CHAPTER 16

15 1 0
                                    

Two months later

Pandora

"Pandora!" I hear my mother's voice calling me from behind.

I'm in the kitchen, helping with the cake. I narrow my eyes, carefully positioning the layer on top of the cream. Once I place the last part, I step back a bit to examine my work.

Today is my brother's birthday. And, as every year, mom wanted us to keep the tradition and make the cake ourselves. We decided on chocolate, Travis's favorite.

Even if he doesn't deserve anything.

I close my eyes tightly as memories flood my mind. I "visited" Jaden three more days, that's how long it took before he apparently got tired of me. He told my brother I didn't need to come anymore.

When Travis told me I would be biking to school again the next day, I asked why. Although I never thought it could happen, I literally felt my face fall when he relayed what his friend had said.

I should have been happy, but I too was shocked by the upset I felt. The bitterness worsened over the next week when I saw on Instagram how Claudia had taken my place with the visits. The redhead made sure to post a picture with them every day.

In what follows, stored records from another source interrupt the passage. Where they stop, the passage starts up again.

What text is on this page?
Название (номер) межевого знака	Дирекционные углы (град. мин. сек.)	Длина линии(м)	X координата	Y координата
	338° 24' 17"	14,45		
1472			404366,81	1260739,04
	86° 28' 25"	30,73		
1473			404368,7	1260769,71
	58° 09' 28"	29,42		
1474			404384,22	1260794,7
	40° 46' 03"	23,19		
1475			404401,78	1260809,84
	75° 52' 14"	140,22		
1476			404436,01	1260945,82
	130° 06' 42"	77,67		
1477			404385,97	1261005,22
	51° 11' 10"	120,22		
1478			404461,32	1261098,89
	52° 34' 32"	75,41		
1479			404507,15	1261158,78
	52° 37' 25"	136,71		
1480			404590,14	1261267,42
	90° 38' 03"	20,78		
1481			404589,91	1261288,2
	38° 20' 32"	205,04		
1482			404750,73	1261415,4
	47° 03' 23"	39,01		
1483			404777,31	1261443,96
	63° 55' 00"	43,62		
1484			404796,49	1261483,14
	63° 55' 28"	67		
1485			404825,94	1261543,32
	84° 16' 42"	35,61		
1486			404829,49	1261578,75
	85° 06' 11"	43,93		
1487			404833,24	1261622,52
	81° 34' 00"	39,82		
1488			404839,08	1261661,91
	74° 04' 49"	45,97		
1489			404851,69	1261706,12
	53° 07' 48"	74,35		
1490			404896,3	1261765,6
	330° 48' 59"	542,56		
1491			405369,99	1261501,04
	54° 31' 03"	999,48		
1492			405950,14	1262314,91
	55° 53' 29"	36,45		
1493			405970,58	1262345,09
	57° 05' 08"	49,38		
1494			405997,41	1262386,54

I gnashed my teeth so hard every night, I thought they would break.

Things got worse two weeks later, when Jaden returned to school and started avoiding me. I couldn't understand why he wouldn't look at me at all and didn't even greet me. He stopped coming over with Travis, as usual.

I felt like an abandoned puppy.

I hated the feeling. The whole situation. I had gotten used to his attention, even if it consisted of him terrorizing me.

It was as if something was stolen right from under my nose. I didn't understand why he was acting this way towards me, as if I ceased to exist for him.

As if I was invisible. Even though I wanted that at the beginning, now I detest the fact that he ignores me.

A week ago, I received a message from Yourdreamguy apologizing for disappearing, saying someone had hacked his account and it took a while to get it back.

Considering Jaden lost any interest in me, I started to doubt he was actually Yourdreamguy.

One evening, three weeks ago, I allowed myself to cry over him. That's when I had to admit I started liking Jaden Kostas. A huge mistake, especially since he left me hanging after stealing my heart.

Maybe it's a passing thing, which will end soon, I comforted myself momentarily.

Well, I was wrong. Everything began to intensify over time, every time I saw him in the school hallways. I was furious at him. But mostly at myself, for not understanding how I let this happen to me.

Last night, I decided I had to make an effort to get him out of my mind.

I quickly realized it wasn't the best time to start that endeavor. Being Travis's birthday, we were bound to meet, making things harder. After all, it's my brother's birthday, and he's his best friend. Of course, Jaden would come to the "surprise party" we're organizing.

This morning I woke up a bundle of stress, and all day I've been agonizing over the fact that I was going to see the monster who crept under my skin.

It's a concept that stresses me, but also brings me joy at the same time.

I almost jump when mom taps me on the shoulder. Turning to her with wide eyes, I breathe out slowly. I need to stop. He's just an idiot boy. Just Edna's son, who for four years seems to have made it his life's mission to stress me out, I try to convince myself.